Gravity-Defying Breasts: Don’t Try This At Home
This is a follow-up to a blog I posed a few weeks ago about the pencil test. I am going to describe a sequence of operations that I really do not advocate, but I hope makes sense when I describe it.
Every month or two, I will see a woman with a double D or more breasts who wants me to do a breast lift and give them gravity-defying breasts. Now I can do a breast lift on just about any size breast. The problem is that if I lift a large and heavy breast, that breast will go south again quite quickly. Heavy natural breast tissue will always respond to gravity; the patient usually does not want to be smaller (smaller breasts droop less).

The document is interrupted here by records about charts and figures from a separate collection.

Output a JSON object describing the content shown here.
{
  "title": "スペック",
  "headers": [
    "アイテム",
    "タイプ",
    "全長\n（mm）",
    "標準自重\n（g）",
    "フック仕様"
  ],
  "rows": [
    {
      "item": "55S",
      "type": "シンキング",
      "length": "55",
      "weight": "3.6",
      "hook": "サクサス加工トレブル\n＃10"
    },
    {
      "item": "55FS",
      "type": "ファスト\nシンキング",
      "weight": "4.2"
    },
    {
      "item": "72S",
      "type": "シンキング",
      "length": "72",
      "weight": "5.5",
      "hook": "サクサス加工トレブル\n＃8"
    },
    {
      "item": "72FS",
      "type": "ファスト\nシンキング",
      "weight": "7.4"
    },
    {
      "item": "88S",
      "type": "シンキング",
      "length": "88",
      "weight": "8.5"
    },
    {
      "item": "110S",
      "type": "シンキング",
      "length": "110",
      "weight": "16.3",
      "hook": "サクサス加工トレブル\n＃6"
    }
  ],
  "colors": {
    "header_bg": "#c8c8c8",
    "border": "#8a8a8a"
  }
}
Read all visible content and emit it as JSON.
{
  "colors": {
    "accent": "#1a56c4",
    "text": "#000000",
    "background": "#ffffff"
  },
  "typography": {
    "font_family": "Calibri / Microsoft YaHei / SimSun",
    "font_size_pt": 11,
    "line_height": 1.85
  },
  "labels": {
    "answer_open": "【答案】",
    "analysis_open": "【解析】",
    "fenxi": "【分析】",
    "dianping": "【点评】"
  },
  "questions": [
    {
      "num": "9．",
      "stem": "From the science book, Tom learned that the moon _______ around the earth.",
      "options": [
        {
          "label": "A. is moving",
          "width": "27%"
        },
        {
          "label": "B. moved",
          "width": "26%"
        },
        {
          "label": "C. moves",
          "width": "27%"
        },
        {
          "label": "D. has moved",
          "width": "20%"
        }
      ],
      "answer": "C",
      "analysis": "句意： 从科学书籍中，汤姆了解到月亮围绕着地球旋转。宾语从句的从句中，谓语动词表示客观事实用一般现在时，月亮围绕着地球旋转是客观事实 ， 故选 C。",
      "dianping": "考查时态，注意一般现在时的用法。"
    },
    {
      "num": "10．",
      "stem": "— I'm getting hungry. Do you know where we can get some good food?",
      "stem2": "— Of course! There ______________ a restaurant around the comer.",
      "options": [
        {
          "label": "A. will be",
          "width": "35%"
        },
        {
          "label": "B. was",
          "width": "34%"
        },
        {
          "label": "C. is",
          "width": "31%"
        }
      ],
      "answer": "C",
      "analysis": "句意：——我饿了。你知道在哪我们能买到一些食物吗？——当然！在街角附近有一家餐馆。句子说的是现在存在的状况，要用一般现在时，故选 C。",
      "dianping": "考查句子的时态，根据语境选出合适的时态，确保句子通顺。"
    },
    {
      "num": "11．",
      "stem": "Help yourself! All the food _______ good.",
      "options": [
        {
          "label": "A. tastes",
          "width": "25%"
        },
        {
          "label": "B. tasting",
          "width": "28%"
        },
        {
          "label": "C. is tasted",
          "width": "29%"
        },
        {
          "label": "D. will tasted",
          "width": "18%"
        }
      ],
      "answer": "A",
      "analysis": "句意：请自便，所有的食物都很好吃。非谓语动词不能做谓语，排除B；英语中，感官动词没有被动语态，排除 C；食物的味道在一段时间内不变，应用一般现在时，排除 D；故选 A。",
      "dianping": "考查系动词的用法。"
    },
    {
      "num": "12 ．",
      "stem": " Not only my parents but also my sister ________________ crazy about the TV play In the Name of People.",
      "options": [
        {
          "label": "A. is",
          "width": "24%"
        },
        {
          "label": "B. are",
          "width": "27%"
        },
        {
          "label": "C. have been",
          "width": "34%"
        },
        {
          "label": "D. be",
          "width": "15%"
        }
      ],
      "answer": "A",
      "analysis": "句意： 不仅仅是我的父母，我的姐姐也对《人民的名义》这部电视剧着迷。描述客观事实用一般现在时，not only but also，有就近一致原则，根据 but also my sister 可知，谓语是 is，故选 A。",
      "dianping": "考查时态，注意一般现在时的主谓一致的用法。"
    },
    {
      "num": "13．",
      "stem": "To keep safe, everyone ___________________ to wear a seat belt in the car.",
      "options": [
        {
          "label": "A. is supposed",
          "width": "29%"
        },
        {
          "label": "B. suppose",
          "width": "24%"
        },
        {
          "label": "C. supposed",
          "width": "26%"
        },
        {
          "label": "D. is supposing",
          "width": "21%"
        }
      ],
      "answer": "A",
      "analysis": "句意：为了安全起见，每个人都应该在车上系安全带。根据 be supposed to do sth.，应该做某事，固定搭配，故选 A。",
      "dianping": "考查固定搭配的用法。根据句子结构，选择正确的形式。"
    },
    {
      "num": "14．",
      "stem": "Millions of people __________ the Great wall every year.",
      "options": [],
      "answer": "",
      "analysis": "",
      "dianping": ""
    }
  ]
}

So here’s how you create a gravity-defying large breast… please recall I generally do not recommend this to patients, but I hope the concept makes sense.
First, do an aggressive breast reduction and remove most of the natural breast tissue, the tissue that responds to gravity. Come back a few months later and then put in a large implant. The implant restores the volume and upper fullness and tends to defy gravity more than natural breast tissue.
When I do a breast lift with an implant, I will often remove a moderate amount of tissue if the patient agrees for the reasons listed above. If an aggressive reduction is needed at the time of lift and augmentation, it is often safer to stage the two to preserve blood supply to the breast.
To make a breast smaller only to make it bigger kind of seems like the death of common sense to me, but for some, it may be the only option to achieve their goals. This is a very technical and difficult concept to get across for me.